Guardian 24347/Logodaedalus

A fairly straightforward puzzle with a small amount of word play en clair. There were a couple of tougher clues in here too.

 

 

 

Across
7 TURNOVER TURN OVER …a page as a reader might do.
12 ENCORE NCO in ERE NCO stands out a little obviously in this clue.
14 OMELETTE sOME LETTErs nice hidden clue though it’s probably been used before in some form.
22 BACKER dd the two definitions here seem very much the same. An angel is the backer of a play or other performance.
23 CLOISTERED (TREE IS COLD)* I’m not keen on ‘like this’ to indicate an anagram. I thought it might somehow use the clue in some semi-&lit way but I can’t see it.
24 MAYO MAY+O again, MAY is very clear in the clue.
25 BAGNIO (A BINGO)* a BAGNIO is a house where rooms could be rented with no questions asked.
26 CHINAMAN dd a CHINAMAN is a type of cricket delivery, ie a bowl.
Down
1 AUDIENCE dd the clue has to be separated into ‘gate’ and ‘house’ to define audiences in stadia and theatres respectively.
3 AVENUE A VENUE
4 INNOCENT dd there was at least one pope called Pope Innocent.
5 ANTISEPTIC SEPT 1 in ANTIC
8 REASON RE A SON(g) strain = song!
16 IDIOT BOX IDIOT + BOX slang for television.
18 EVERYMAN MARY* in EVEN definition is ‘Tom, Dick or Harry’.
21 I’LL SAY (SALLY + I)* this got me for a short while as the answer isn’t simply (3,3) as crossword convention would have it.
22 BODKIN BOD+KIN I’m not sure about ‘in the’ as the connector here.
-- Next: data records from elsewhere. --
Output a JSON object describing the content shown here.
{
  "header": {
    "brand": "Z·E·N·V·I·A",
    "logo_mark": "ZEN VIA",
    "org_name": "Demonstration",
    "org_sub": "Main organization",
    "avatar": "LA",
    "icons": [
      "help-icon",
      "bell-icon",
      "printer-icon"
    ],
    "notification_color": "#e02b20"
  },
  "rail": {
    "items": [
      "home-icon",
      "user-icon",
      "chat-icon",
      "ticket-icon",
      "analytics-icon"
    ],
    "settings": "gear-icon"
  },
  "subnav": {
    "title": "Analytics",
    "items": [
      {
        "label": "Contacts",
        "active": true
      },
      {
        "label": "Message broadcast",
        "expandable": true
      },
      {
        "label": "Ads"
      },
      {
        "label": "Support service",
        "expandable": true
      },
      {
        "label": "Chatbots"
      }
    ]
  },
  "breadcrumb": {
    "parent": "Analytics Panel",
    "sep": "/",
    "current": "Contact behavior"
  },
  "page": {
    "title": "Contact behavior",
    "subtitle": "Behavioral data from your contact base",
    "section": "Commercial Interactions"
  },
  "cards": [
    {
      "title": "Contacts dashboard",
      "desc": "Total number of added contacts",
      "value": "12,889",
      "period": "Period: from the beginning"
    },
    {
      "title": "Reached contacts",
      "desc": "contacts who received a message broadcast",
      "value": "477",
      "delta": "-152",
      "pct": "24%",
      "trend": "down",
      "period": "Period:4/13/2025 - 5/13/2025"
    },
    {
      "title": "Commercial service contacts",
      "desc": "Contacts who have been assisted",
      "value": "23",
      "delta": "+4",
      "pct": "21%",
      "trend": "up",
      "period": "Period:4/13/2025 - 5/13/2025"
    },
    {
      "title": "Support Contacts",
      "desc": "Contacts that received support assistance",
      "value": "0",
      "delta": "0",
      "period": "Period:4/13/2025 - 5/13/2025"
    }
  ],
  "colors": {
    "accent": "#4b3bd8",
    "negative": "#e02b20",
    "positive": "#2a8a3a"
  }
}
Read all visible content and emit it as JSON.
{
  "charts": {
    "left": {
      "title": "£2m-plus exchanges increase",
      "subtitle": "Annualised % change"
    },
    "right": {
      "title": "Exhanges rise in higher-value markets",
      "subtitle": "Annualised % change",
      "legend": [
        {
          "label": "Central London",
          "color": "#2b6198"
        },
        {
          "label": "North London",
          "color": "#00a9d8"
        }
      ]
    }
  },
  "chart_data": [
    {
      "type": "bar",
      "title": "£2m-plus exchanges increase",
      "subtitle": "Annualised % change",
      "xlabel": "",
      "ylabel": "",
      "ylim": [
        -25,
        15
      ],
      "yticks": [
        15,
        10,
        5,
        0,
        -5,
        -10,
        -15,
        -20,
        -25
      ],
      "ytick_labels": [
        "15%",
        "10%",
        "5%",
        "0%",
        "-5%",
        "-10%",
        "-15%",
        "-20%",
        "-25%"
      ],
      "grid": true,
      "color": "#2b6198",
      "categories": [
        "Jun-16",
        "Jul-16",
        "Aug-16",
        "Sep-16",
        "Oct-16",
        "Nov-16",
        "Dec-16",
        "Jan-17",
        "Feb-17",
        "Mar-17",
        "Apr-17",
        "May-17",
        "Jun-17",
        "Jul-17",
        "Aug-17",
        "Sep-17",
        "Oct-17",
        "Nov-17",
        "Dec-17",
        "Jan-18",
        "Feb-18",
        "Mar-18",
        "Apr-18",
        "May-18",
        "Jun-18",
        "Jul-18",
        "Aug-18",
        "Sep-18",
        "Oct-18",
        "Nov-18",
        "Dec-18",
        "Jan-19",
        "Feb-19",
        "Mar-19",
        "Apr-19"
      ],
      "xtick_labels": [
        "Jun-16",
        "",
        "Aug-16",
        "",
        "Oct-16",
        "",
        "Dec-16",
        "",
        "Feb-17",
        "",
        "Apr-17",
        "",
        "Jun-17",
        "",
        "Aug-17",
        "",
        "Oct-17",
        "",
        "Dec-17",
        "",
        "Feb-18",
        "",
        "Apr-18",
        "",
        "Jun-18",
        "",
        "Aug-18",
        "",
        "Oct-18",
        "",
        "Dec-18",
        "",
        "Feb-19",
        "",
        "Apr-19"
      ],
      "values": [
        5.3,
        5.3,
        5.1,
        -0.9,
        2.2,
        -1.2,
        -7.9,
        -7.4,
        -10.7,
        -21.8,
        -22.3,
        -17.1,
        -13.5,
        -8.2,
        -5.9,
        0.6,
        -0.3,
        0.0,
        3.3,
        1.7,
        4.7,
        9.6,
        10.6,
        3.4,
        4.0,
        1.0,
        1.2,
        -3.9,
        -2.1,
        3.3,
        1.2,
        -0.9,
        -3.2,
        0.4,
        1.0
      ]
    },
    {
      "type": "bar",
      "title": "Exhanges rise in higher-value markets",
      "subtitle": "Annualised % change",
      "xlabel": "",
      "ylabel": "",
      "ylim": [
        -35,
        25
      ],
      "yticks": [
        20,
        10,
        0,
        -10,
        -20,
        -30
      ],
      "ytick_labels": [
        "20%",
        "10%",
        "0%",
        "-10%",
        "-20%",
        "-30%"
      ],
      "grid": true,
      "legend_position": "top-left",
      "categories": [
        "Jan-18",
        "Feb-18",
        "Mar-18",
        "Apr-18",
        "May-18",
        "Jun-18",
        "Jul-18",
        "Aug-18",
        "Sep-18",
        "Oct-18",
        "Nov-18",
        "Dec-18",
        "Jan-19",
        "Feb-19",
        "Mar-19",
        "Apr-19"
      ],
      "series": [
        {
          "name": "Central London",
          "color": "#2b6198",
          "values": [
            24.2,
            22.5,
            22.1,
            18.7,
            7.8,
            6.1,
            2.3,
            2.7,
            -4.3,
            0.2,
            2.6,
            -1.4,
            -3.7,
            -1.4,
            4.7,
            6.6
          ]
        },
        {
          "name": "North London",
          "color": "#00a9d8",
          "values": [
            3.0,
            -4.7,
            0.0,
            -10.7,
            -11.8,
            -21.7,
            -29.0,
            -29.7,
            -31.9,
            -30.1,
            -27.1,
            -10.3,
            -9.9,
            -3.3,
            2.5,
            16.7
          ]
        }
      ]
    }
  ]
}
15 comments on “Guardian 24347/Logodaedalus”

  1. Chris

    Easiest Gaurdian crossword for a while, this one.

  2. Chris

    “Guardian”, even.

  3. Dave Ellison

    22 d. The paper clue is “Old dagger for person with family”


  4. Dave, thanks for posting that. For those paper solvers the online clue is:
    “Needle discovered by old fellow in the family (6)”


  5. Chris, normally every time I think the same thing, an Enigmatist one comes along soon after to address the balance 🙂 Taking bets now …

  6. Comfy Settee

    Flew through this one, before getting stuck for *ages* in the top left hand corner…. (didnt help that I carelessly wrote CHANCE into 3d (instead of AVENUE) without thinking about it). D’oh. The apostrophe in 21d also threw me for a while.

    I thought 1d was the trickiest though, personally – AUDIENCE, quite clever that….

  7. Ron

    26a. Being only slightly pedantic, and even though the answer was pretty obvious, ‘bowl’ is not a cricketing noun – ‘bowl’ is a verb, ‘ball’ is the noun!


  8. Ron, you’re right to be pedantic. My explanation shouldn’t have tried to use the same device used in the clue without a (sic) after it.

  9. Geoff

    Agree with Comfy Settee – straightforward apart from top left hand corner, and AUDIENCE (a very good clue, nevertheless) was also my last entry.

    Clue for 24a had rather strange grammar (in the paper version: ‘What may be in this sauce? May a duck’s egg?). Too many ‘mays’. ‘May a duck’s egg be in this sauce?” would have been conciser, and more satisfyingly &lit.


  10. 24a: Another difference between the print and online version – the online version is “May nothing be added to this sauce?” It might be more concise, but in some ways it’s less pleasing than Geoff’s &lit version.


  11. Geoff,
    24a online was “Chap eats nothing but beef (4)”.

    Just how different were these two Logodaelalus puzzles? And, how do two such different puzzles arise—though that’s a question that should be addressed to Hugh Stephenson.


  12. Sorry, I was quoting 24d. 24a is as Qaos quotes but my question still stands.

  13. muck

    I agree, Colin. It is disturbing not know whether the on-line and paper versions may be even slightly related. When in UK, I don’t look at the on-line version. When elsewhere, I can’t easily get the paper version.

  14. Paul B

    You do wonder sometimes, with The Guardian, about the communication twixt left and right hands.


  15. Surely, the Guardian has no right hand, it has a left hand and a centre-left hand.